The Devastating Effects of a Fire Burn in a Child

By Manasi Jiwrajka 


I recently completed a surgical placement with a Burns Unit, and was drawn to a recent case report on Global Health describing the appalling effects of severe paediatric burns. The Devastating Effects of a Fire Burn in a Child (1) is about a 2-year old boy with 40% burns to his head and arms. He was not seen immediately after the burn, instead, he presented 1 month later to an eye clinic in Hakkari, Turkey. By then he was blind.

This case raises two main issues:

  1. “Accidental house fires cause nearly half (49%) of the injuries resulting in death” (1). How could these be prevented?
  2. Delayed presentation without adequate first aid led to a poor outcome for the child.
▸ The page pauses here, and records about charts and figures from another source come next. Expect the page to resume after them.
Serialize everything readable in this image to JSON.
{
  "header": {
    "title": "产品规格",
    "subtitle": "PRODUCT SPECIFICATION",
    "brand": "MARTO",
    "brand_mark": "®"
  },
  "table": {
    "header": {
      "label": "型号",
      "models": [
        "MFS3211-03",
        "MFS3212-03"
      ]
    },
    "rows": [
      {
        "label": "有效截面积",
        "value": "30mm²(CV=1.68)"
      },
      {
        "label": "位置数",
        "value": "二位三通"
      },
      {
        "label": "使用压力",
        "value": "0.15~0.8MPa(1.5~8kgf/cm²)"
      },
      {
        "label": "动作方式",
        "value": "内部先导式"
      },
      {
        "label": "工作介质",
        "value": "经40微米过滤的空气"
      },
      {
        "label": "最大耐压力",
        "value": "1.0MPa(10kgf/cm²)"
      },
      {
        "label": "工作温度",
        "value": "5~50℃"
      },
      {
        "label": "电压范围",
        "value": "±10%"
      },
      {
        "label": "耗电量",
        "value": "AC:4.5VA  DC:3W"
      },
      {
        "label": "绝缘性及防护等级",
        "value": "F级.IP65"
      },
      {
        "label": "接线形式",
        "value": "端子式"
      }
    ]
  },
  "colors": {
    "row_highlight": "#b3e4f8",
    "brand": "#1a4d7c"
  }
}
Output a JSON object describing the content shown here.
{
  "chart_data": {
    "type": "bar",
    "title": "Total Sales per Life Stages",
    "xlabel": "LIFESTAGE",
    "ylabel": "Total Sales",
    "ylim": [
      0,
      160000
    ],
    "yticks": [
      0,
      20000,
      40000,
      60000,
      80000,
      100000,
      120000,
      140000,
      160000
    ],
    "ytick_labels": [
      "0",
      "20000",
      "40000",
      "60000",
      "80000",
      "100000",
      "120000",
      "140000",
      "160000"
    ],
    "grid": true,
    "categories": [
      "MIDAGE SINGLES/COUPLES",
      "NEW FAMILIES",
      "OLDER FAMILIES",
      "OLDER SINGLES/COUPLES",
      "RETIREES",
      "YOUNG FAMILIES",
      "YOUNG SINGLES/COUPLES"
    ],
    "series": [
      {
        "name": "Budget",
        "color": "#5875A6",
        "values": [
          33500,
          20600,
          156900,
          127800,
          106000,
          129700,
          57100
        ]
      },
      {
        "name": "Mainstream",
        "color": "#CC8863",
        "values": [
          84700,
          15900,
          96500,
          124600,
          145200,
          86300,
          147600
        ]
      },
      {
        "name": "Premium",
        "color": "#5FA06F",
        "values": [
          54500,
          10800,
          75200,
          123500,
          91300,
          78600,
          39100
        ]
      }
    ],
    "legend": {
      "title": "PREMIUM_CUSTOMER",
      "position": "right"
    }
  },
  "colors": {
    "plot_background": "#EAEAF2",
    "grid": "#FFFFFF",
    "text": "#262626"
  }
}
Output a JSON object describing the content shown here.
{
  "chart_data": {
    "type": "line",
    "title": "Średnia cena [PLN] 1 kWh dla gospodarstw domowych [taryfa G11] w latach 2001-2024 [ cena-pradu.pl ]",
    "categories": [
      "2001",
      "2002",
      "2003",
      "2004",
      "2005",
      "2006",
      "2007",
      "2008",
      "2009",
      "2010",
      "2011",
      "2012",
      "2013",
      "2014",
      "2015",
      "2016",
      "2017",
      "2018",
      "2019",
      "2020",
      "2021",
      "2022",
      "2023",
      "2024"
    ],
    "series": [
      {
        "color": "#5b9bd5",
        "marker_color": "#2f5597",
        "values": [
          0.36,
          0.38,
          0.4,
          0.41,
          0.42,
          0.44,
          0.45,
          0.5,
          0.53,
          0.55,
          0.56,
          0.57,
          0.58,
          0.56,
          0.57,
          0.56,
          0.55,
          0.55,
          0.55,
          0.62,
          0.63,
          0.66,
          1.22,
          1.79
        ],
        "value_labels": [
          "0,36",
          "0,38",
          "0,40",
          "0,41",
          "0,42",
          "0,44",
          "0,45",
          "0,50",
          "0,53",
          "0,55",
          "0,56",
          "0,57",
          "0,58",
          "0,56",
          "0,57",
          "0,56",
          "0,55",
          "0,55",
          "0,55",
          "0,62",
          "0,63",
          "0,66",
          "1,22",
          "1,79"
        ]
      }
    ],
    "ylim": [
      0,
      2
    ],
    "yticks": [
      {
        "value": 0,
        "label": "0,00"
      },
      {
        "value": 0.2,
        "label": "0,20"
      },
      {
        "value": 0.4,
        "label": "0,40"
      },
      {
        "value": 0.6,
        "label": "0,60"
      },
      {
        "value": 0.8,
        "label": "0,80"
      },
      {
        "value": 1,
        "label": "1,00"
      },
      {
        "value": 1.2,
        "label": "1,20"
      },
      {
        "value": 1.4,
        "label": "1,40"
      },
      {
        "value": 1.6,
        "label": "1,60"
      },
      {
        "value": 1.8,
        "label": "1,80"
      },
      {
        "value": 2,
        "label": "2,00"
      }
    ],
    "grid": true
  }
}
Would the outcome have been different if the patient had better access to healthcare?


“Burn injuries represent a significant public health concern in both developing and developed countries” (1). Specifically, the WHO estimates that 265 000 deaths occur each year from fires alone, with more than 96% of deaths occurring in low and middle-income countries. Mortality due to burns is over 10 times higher in low and middle income than in high income countries (2). Many studies have found a correlation between socioeconomic deprivation and the incidence and severity of burn injury (3-5). The socioeconomic factors including crowding, poverty and poor maternal education pose as significant risk factors for paediatric burns (6).

Causes of burns

The relevance of this case in Hakkari, in Turkey is that “the incidence of childhood fire burns in Turkey is unknown because of inadequate records.” (1). “In Turkey, tea is made using two narrowly based containers that are stacked on top of each other”; these may easily topple (7). Globally, most burns occur at home, especially in the kitchen. Paediatric burns often occur when parents leave their children alone (even for a moment). His mother “left [her] baby at home sleeping near the electric heater” (1, 8, 9).

Worldwide, open flame burns are the most common, followed closely by scalds. Ignition of clothing is a common cause of burns in low and middle income countries including Ethiopia, India and Papua New Guinea. In Ethiopia, it was found that 93% of burn injuries in rural areas were due to open fires inside homes causing the ignition of clothing. In India, saris catching fire whilst cooking on kerosene stoves are a cause of deaths due to burns amongst adults. Similarly, 50% of hospitalizations due to burn injuries in Papua New Guinea are due to ignition of grass skirts (10-13). In Mexico, Ghana and Taiwan, boiling liquids and hot baths were found to cause scalds among children (2, 14-16).

Global Health Issues

There are several socio-economic factors that play a role. The authors write:

“Socio-demographic factors linked to an increase incidence of burns include low household income, living in a deprived are, living in rented accommodation, young mothers, single-parent families and children from ethnic minorities. The parental educational level, parent occupation and the type and size of accommodation are also important.”

The issue of access to healthcare is two-fold: (i) access to treatment and (ii) access to prevention. This patient’s mother quotes, “because we are poor and have no health insurance, I could not take the child to the hospital right away. It was only one month later that I was able to take the child to an ophthalmologist” (1). Access to a reliable electrical supply precludes the use of open fires.

Burn care costs comprise preventative measures, emergency response, and treatment and follow-up. In Turkey, Sahin et al. showed that the mean cost associated with per percent of burn area was $368 (compared to $927 per percent burn in New Zealand), and each percent burn corresponded to 2 days in the hospital. In the case of the 2 year old patient with 40% burns, the total cost would be about $15000 with 80 days in the hospital. This overall cost of burn management is higher than other medical problems such as stroke and HIV/AIDS (17, 18). In comparison, cost analysis of burns management in Australia showed that management of burns patient was not significantly higher than other patients in ICU receiving a similar level of care. The only difference, however, was in physiotherapy, dressing and medication costs (19). This lack of discrepancy in Australia could be attributed to overall increased healthcare costs rather than specifically for burns, similar to the high cost in New Zealand. In low and middle-income countries, including Turkey, the costs associated with HIV/AIDS and cardiovascular issues is lower than burns due to the availability of knowledge, resources and medical specialists compared to burns management that requires highly specialised care. A lack of specialist burn services is, therefore, an important factor not only in burn care, but also in healthcare funding.

Interventions to prevent burn injuries can be divided into education programs, engineering programs and enforcement, and include “improvement in socioeconomic status, improved housing, provision of basic amenities (eg, water), proper regulation and design of industrial products (eg, kerosene stove), proper storage of flammable substances, and supervision of children” (20).

Education is also fundamental to long-term awareness of burn injuries. The authors suggest “the establishment of a national programme would help ensure sufficient funds are available and allow coordination of the efforts of district, regional and tertiary care centres.” Others suggest the need for public education, broadcasting programmes, and the implementation of stringent government regulation (7).